Entre os trabalhadores resgatados, havia um adolescente de 17 anos. Eles relataram que eram obrigados a comprar o próprio maquinário utilizado, contraindo dívidas de R$ 2,5 mil a R$ 3 mil antes mesmo de começarem a colheita. O grupo ainda relatou à Repórter Brasil que durante os 90 dias de trabalho não tiveram uma única folga. Só deixavam de colher café nos dias de chuva, trabalhando “das 6h às 20h”, conforme contou um deles. “E se parasse, o patrão ainda ficava bravo”, complementou outro resgatado. “Era desgastante”.

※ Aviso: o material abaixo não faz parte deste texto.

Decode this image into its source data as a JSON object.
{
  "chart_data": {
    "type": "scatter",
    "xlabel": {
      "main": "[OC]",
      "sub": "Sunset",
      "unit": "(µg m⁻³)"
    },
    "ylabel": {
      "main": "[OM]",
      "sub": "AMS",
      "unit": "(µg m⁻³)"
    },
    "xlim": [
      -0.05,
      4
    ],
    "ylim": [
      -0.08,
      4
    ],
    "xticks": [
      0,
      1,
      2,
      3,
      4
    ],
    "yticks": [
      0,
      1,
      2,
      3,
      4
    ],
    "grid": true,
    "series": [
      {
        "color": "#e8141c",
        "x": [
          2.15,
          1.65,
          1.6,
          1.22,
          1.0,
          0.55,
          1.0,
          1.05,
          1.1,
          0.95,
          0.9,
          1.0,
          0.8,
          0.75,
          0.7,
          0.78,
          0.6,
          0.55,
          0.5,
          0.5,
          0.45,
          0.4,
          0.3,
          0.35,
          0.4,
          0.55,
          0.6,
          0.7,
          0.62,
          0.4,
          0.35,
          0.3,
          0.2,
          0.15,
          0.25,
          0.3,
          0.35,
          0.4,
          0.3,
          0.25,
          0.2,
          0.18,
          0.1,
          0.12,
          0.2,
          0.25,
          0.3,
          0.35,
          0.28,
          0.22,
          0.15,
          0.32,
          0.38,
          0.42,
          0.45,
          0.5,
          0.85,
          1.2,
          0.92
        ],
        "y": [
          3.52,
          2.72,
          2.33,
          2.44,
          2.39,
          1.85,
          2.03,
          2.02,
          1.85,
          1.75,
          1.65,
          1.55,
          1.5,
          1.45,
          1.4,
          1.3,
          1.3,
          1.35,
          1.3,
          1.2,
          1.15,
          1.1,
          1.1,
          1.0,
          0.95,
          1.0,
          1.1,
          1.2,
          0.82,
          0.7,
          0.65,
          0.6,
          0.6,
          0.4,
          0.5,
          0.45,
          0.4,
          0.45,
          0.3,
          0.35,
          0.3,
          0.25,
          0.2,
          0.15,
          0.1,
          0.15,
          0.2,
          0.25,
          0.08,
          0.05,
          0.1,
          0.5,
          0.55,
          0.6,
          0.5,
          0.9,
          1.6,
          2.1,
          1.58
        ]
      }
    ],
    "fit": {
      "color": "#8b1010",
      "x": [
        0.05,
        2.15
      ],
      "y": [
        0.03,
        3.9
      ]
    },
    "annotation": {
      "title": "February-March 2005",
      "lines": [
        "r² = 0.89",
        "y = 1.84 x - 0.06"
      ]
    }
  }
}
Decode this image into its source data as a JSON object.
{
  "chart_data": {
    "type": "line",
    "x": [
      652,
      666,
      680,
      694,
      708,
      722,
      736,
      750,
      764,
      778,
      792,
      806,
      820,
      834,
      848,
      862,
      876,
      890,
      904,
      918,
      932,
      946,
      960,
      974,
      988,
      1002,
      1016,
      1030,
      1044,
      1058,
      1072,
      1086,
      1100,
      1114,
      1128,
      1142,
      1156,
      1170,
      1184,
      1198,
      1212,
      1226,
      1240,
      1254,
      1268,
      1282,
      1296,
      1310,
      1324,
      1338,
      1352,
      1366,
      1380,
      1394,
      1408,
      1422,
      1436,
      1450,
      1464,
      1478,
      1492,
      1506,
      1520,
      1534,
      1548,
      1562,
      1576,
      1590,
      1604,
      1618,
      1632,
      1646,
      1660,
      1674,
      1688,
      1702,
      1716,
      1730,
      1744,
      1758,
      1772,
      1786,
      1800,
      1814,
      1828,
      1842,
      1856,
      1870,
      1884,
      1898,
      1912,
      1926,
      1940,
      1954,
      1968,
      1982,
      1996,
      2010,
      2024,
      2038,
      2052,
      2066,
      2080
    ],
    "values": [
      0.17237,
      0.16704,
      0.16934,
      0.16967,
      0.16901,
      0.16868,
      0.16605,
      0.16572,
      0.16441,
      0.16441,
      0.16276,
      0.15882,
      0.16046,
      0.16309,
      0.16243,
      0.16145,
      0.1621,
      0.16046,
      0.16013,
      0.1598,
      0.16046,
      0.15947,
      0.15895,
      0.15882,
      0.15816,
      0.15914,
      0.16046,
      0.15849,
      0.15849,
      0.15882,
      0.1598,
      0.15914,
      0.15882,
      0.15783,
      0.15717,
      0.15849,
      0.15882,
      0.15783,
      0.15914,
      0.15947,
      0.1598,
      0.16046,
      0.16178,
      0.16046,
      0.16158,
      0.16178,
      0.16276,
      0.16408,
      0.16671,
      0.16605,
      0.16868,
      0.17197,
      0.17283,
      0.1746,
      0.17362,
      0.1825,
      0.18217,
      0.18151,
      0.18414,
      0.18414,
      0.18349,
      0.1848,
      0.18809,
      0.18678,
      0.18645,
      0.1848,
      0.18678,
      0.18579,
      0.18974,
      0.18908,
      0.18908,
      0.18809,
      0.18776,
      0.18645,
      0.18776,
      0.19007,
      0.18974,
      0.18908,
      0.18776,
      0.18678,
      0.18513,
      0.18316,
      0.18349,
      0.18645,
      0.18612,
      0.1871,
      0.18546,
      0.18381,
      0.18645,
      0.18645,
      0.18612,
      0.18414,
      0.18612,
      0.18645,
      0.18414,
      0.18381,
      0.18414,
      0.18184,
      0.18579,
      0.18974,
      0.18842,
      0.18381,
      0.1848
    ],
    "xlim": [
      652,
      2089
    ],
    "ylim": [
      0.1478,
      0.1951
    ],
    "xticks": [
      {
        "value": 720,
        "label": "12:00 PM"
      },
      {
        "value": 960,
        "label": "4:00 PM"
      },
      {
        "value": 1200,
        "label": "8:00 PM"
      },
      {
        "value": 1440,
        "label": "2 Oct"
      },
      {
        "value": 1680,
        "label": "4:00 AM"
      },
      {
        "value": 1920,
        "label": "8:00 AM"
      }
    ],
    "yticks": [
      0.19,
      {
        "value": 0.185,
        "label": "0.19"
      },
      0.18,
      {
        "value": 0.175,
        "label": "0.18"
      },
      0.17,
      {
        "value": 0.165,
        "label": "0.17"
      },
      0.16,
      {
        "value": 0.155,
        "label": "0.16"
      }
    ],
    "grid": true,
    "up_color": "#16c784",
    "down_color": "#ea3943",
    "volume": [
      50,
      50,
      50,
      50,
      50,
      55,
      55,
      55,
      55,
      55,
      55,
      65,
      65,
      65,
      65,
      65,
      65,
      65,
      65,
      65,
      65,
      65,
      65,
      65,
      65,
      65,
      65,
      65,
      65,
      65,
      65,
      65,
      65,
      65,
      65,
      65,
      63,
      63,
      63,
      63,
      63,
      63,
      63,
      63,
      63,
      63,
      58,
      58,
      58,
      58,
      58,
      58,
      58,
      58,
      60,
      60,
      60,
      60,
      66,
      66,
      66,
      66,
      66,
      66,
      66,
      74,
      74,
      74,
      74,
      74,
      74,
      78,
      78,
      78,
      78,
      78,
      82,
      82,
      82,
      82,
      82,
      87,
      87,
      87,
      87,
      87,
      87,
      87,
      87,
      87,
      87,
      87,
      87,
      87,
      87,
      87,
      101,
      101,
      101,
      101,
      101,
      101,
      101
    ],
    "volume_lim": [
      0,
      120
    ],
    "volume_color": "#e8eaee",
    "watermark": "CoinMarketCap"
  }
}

Apesar de não ter sido autuada, os trabalhadores afirmam que era Maria Júlia quem fazia os pagamentos. Por meio de nota enviada pelo advogado Thiago de Lima Dini, ela informou que adquiriu a fazenda no final de 2016 e que em dezembro do mesmo ano a arrendou a Almeida, “desconhecendo quaisquer procedimentos e ocorrências naquela propriedade”. O advogado, que também representa Almeida, afirmou ainda que ele “terceirizou a contratação dos trabalhadores” e que é “uma vítima, assim como os demais trabalhadores”.
A Fazenda Córrego da Prata recebeu 34 autos de infração e pagou R$ 87 mil de acerto aos trabalhadores. Para a Fazenda Fartura foram entregues 27 autos de infração com pagamento de R$ 71 mil pelos acertos rescisórios.